Whincup sat down with CIO Australia to discuss how the SIP programs are going, his leadership style, managing IT in a banking environment and why CIOs need to become more effective.
What does an average work day involve for you at the Westpac Group?
I spend as much time as possible talking to colleagues and teams to understand what they are doing and their challenges. I’m also finding how we can take learning’s from one part of the organisation and apply it to others. A large part of leadership is about talking to people. I don’t think you can be an effective leader unless you like people and have the ability to empathise with how they are feeling.
There are lots of decisions to be made in this role on a day-to-day basis and I like to get involved in the right amount of detail. It’s quite easy to get sucked into far too much detail which doesn’t allow you to understand the implications of what you’re deciding.
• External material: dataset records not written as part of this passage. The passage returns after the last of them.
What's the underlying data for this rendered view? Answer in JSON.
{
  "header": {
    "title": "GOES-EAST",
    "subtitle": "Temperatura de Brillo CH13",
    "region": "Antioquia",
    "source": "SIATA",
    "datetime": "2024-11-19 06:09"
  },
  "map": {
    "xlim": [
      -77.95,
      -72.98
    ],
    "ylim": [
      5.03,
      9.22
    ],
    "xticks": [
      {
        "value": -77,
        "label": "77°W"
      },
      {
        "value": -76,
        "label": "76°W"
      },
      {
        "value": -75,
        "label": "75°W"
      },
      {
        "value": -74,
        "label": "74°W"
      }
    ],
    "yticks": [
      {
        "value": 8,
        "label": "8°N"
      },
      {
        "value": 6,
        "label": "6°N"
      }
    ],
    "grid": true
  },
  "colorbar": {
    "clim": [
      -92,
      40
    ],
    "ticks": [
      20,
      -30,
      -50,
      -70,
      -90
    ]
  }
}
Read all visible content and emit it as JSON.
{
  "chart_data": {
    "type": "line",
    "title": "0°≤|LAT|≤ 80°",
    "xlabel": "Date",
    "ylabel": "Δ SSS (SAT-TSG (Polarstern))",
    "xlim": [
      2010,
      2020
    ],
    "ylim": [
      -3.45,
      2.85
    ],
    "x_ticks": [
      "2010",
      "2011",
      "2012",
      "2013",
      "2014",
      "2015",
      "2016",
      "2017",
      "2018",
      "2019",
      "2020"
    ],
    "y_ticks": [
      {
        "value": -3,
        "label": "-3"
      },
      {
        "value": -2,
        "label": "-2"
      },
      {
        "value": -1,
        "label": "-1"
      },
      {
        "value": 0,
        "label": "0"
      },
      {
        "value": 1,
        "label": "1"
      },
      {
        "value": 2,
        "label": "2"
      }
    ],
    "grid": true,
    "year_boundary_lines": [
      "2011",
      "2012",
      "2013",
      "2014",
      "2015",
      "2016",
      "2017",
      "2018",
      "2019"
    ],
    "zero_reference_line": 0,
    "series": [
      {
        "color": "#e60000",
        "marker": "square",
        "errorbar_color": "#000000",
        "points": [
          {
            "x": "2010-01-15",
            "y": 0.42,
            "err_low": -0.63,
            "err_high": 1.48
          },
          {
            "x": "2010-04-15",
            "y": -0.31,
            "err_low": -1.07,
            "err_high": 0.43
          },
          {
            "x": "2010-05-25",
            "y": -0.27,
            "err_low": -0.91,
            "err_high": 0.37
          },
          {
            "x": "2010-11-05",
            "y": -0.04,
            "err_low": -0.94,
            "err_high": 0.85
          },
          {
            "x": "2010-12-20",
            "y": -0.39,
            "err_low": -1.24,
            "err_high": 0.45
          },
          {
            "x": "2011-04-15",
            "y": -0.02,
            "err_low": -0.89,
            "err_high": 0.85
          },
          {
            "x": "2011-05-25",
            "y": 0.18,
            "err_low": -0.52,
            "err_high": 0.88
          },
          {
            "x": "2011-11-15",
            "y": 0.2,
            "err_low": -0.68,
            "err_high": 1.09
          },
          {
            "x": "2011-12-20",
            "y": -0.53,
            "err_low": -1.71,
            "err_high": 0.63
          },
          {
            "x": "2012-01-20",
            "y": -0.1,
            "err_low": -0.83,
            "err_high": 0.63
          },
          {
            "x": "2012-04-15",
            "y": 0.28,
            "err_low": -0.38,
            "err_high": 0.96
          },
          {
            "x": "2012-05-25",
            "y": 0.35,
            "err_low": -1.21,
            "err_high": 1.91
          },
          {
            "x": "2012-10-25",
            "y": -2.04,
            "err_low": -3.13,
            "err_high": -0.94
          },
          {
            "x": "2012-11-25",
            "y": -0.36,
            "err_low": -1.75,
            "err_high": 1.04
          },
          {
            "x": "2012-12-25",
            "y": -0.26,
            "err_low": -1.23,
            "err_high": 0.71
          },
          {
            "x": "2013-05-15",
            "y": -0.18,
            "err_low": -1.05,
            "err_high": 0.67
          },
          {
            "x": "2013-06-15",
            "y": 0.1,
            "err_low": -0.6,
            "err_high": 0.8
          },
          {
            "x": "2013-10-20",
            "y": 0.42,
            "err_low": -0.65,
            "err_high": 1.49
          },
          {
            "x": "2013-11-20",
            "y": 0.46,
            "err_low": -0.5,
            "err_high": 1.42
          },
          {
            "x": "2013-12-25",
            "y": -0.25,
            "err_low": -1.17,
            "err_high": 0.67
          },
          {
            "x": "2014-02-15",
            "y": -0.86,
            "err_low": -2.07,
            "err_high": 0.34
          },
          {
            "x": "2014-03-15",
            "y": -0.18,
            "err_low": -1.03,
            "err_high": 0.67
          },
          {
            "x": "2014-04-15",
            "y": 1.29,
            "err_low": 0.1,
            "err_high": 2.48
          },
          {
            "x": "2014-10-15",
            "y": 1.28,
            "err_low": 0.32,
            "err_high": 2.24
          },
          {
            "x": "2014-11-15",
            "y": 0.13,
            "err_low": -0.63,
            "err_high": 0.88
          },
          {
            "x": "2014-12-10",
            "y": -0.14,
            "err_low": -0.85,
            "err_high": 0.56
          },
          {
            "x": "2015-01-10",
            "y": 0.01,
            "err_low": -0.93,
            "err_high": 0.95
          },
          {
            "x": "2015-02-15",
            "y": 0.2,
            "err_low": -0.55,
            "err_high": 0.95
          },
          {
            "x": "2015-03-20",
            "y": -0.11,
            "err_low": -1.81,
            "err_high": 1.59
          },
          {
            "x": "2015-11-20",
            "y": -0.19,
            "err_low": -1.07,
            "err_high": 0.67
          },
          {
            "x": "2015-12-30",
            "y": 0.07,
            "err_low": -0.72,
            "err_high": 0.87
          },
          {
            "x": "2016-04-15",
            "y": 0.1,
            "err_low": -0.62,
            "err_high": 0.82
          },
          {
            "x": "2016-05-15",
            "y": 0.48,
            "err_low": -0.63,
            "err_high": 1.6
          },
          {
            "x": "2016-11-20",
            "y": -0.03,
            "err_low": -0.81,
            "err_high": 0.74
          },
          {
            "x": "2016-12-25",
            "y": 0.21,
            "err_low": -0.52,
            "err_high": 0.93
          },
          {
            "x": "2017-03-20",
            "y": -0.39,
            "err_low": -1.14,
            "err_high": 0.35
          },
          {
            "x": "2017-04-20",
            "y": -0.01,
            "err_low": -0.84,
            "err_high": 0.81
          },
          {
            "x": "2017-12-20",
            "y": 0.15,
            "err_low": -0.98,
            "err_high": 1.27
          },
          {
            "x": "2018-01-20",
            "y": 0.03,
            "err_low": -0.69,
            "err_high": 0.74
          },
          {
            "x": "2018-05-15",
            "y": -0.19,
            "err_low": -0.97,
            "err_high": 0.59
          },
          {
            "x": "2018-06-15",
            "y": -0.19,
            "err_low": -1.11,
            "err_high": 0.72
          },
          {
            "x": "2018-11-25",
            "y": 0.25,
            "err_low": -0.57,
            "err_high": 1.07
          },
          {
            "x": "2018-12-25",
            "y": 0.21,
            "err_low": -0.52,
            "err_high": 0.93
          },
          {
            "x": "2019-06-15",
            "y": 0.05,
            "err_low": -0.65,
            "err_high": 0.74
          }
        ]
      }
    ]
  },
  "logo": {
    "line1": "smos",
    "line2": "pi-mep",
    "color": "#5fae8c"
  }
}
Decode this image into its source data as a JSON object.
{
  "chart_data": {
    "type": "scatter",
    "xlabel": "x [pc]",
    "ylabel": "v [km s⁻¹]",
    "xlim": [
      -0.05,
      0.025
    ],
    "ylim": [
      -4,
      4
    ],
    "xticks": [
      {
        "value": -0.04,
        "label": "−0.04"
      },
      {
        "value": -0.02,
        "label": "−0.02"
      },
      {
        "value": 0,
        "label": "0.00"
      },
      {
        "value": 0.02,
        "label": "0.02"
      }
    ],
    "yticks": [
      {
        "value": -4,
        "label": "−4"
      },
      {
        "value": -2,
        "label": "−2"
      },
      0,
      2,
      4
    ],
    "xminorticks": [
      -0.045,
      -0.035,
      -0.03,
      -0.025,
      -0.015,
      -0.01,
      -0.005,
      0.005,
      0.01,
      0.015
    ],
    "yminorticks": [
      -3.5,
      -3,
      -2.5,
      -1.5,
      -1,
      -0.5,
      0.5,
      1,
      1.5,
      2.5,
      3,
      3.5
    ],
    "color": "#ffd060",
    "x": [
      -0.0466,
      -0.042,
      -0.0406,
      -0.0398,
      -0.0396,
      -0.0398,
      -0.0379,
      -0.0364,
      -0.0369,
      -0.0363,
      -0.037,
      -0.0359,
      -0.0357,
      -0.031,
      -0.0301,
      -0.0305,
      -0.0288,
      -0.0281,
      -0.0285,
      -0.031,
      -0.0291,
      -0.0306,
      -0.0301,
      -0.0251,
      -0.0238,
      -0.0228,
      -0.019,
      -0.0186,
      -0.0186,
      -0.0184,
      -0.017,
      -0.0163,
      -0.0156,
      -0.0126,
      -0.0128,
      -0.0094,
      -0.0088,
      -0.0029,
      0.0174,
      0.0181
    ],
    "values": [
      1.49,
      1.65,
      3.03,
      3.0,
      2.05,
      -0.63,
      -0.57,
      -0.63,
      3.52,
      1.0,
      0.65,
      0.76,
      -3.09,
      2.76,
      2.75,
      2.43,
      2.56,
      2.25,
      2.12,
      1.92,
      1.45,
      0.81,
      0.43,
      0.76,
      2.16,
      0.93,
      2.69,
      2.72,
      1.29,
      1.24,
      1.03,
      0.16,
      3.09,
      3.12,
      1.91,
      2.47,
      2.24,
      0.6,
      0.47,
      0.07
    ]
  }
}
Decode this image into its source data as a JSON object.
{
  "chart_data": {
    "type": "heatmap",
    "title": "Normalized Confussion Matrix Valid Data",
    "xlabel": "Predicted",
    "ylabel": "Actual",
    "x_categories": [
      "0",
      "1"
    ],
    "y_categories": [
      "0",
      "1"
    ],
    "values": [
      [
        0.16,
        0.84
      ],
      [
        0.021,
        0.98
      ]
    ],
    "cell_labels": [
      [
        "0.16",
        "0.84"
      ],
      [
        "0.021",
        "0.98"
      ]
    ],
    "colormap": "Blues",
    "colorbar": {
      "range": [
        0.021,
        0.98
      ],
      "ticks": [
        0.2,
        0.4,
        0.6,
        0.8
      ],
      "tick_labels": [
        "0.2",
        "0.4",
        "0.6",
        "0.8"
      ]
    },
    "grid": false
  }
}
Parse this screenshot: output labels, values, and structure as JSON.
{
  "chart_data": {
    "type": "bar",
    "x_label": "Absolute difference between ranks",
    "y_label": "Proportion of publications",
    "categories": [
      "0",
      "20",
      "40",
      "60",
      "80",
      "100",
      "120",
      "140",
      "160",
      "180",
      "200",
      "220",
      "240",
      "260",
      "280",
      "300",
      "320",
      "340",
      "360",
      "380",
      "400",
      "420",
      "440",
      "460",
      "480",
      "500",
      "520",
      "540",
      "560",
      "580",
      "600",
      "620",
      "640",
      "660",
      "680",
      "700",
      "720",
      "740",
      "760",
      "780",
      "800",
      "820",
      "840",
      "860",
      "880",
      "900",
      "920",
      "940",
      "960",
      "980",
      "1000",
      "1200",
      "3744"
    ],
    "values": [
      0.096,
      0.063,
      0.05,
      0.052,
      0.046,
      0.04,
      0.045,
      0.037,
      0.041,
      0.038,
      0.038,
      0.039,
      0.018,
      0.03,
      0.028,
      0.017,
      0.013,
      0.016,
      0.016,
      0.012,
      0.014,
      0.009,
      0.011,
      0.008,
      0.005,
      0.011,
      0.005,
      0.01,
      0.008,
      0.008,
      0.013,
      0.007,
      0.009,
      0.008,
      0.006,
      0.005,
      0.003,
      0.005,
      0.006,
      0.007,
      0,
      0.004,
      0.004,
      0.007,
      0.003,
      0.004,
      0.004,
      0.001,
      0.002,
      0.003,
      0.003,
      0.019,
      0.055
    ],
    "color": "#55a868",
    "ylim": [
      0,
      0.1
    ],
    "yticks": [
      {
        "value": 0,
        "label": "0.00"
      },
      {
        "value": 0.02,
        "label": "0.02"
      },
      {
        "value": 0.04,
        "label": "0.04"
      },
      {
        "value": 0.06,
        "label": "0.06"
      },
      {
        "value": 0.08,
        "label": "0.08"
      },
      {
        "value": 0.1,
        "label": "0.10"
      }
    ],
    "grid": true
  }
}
Governing an organisation as diverse as Westpac is a challenge. A lot of that is about the ability to understand the technology, the application of this technology and what it means to customers.
Another challenge is setting clear strategies and strategic outcomes that are constant over time, even though circumstances change. If you can’t learn to anticipate those changing environmental factors, then you won’t succeed as a CIO over time.
What are some of the major projects you have been working on?
Over the last three years within Westpac we have delivered some very significant programs. These include an integration of the credit card system from St. George and Westpac onto a single platform, a new collections platform and introduced the St. George teller application to the Westpac branch environment.
We’re currently working on a range of projects in our compliance portfolio which means implementing financial services regulatory changes. We also continue to make good progress with our internet banking system which is a significant program in the SIPs portfolio. Our online transformation project is focused on making a step change in the underlying technology.
In addition to that, we’re also looking at IT investments in our wholesale/ payment space and wealth business.
What are the three biggest issues facing CIOs today?
Within financial services we have to become more effective and efficient. That’s to do with the way we undertake programs but also how we manage knowledge within the organisation and how effective we are at managing our people.
There are a number of upcoming challenges in the payments space because there are areas where financial institutions need to balance regulatory requirements against the need for technology which is orientated towards the customer.
What is your favourite gadget?
Mine would have to be the iPad because it’s one of the most helpful and adaptable tools that I’ve started using.